En Ukraine, même le président Volodymyr Zelensky utilise l’application et publie quotidiennement. Mais les experts soulignent qu’en l’absence d’outils modernes, les troupes russes ont également utilisé des messages cryptés pour les opérations sur le champ de bataille, depuis le transfert de renseignements jusqu’à la correction des frappes d’artillerie, en passant par le guidage des missiles Iskander.
Moscou craint désormais que Durov ne remette aux Français la clé permettant de décrypter les messages.
Les influenceurs russes, dont certains comptent des dizaines de milliers de followers, « sont terrifiés », déclare Ivan Filippov, expert en propagande basé à Moscou, soulignant que l’accès des renseignements occidentaux aux messages serait « un désastre absolu » pour eux.
Mardi, le porte-parole de la présidence russe, Dmitri Peskov, a évoqué des « accusations très graves » contre le franco-russe, évoquant une possible « tentative d’intimidation ». Le milliardaire de 39 ans est un libertaire au franc-parler, partisan de la confidentialité sur Internet, mais controversé pour avoir refusé toute modération sur la messagerie qu’il a co-fondé. Moscou a également tenté de le bloquer en 2018, mais a renoncé.
Pour l’influenceur Andrei Medvedev, Telegram est désormais devenu le « messager principal » de l’invasion russe, une « alternative aux communications militaires confidentielles ».
« Coincé dans le passé »
Les unités russes utilisent des systèmes de commandement et de contrôle, « mais ils ne sont pas efficaces au front », a déclaré Mykhailo Samus, directeur du New Geopolitics Research Network, un groupe de réflexion basé à Kiev. « L’armée russe est coincée dans le passé. »
L’Ukraine, ajoute-t-il, dépend du système Delta développé en coopération avec l’OTAN et salué par les alliés de Kiev.
Même si la détention de Durov, prolongée jusqu’à mercredi (28), ne devrait pas avoir d’impact direct ou immédiat sur le conflit, elle pourrait obliger Moscou à trouver une alternative à Telegram.
Andrei Medvedev dit qu’il est « difficile de prédire combien de temps Telegram restera tel que nous le connaissons, ou si de tels messages continueront d’exister ».
Quoi qu’il en soit, l’affaire dépasse largement le champ de bataille. La directrice de la télévision publique RT, Margarita Simonyan, a appelé les Russes à supprimer leurs messages confidentiels. Les Français ont arrêté l’homme d’affaires pour obtenir les clés de chiffrement, garantit-il. “Et il le leur donnera.”

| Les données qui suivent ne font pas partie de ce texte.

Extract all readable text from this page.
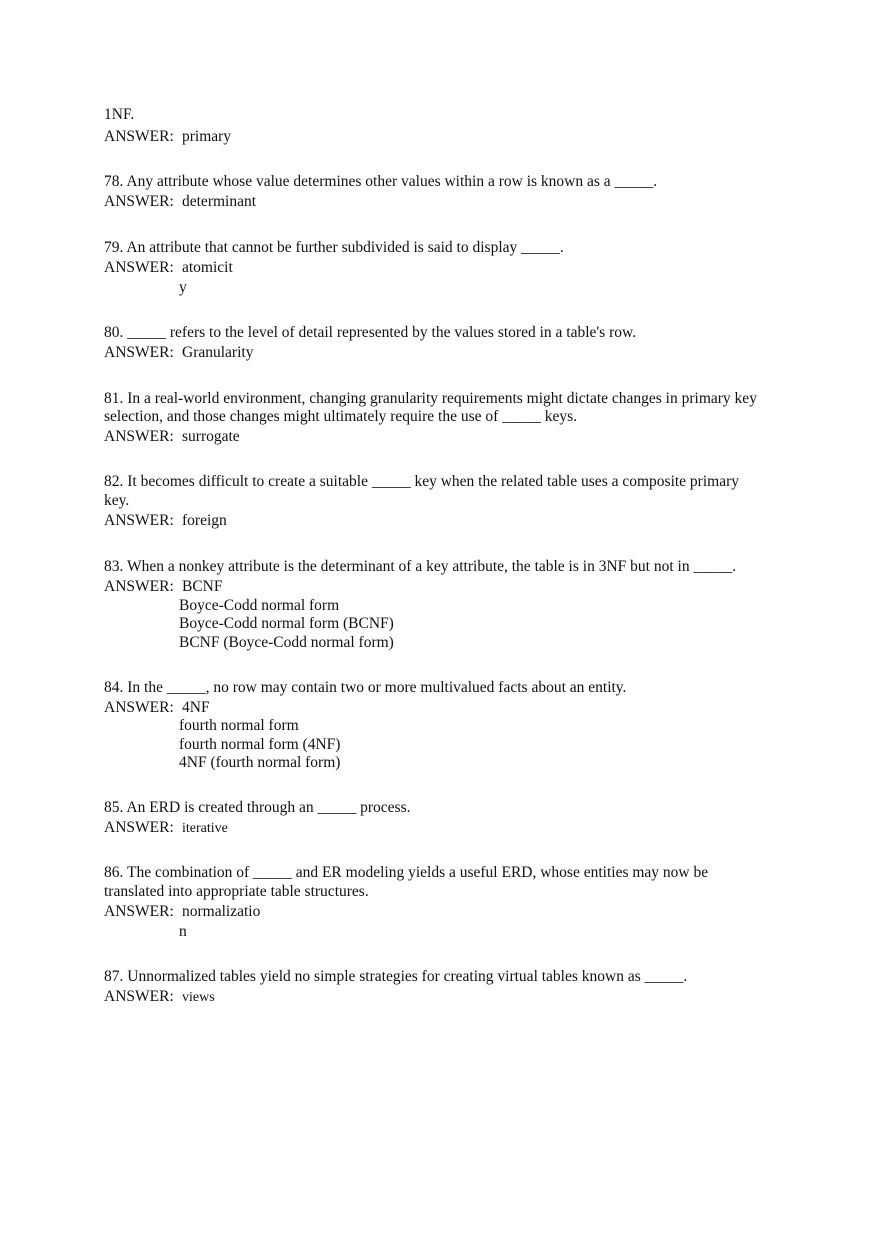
1NF.
ANSWER: primary
78. Any attribute whose value determines other values within a row is known as a _____.
ANSWER: determinant
79. An attribute that cannot be further subdivided is said to display _____.
ANSWER: atomicit
y
80. _____ refers to the level of detail represented by the values stored in a table's row.
ANSWER: Granularity
81. In a real-world environment, changing granularity requirements might dictate changes in primary key
selection, and those changes might ultimately require the use of _____ keys.
ANSWER: surrogate
82. It becomes difficult to create a suitable _____ key when the related table uses a composite primary
key.
ANSWER: foreign
83. When a nonkey attribute is the determinant of a key attribute, the table is in 3NF but not in _____.
ANSWER: BCNF
Boyce-Codd normal form
Boyce-Codd normal form (BCNF)
BCNF (Boyce-Codd normal form)
84. In the _____, no row may contain two or more multivalued facts about an entity.
ANSWER: 4NF
fourth normal form
fourth normal form (4NF)
4NF (fourth normal form)
85. An ERD is created through an _____ process.
ANSWER: iterative
86. The combination of _____ and ER modeling yields a useful ERD, whose entities may now be
translated into appropriate table structures.
ANSWER: normalizatio
n
87. Unnormalized tables yield no simple strategies for creating virtual tables known as _____.
ANSWER: views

Complicité dans le crime organisé
La justice française reproche à Pavel Durov son inaction face à l’utilisation criminelle des messages sur le réseau social. Il s’agit notamment du refus de communiquer les informations nécessaires aux interceptions autorisées par la loi, de complicité de délits et de délits organisés sur la plateforme (drogue, pédopornographie, fraude et blanchiment d’argent en bande organisée) et de la fourniture de services de cryptologie. sans déclaration de conformité. Son arrestation divise l’opposition russe, dont certains accusent la France de porter atteinte à la liberté d’expression.
Mais le journaliste bulgare Christo Grozev, qui a enquêté sur les renseignements russes, affirme à son tour que les services de sécurité intérieure (FSB) et les renseignements militaires (GRU) ont utilisé Telegram pour préparer des « actes terroristes » et recruter des mercenaires.
“La France n’a aucune raison de le traiter différemment de quiconque gère une plateforme de vente de drogue ou de pédopornographie”, estime-t-il. “Cela n’a rien à voir avec la liberté d’expression.”
Le Forum Russie libre de l’opposant et ancien champion d’échecs Garry Kasparov note que Durov, volontairement ou non, a laissé Telegram devenir une “arme de guerre”.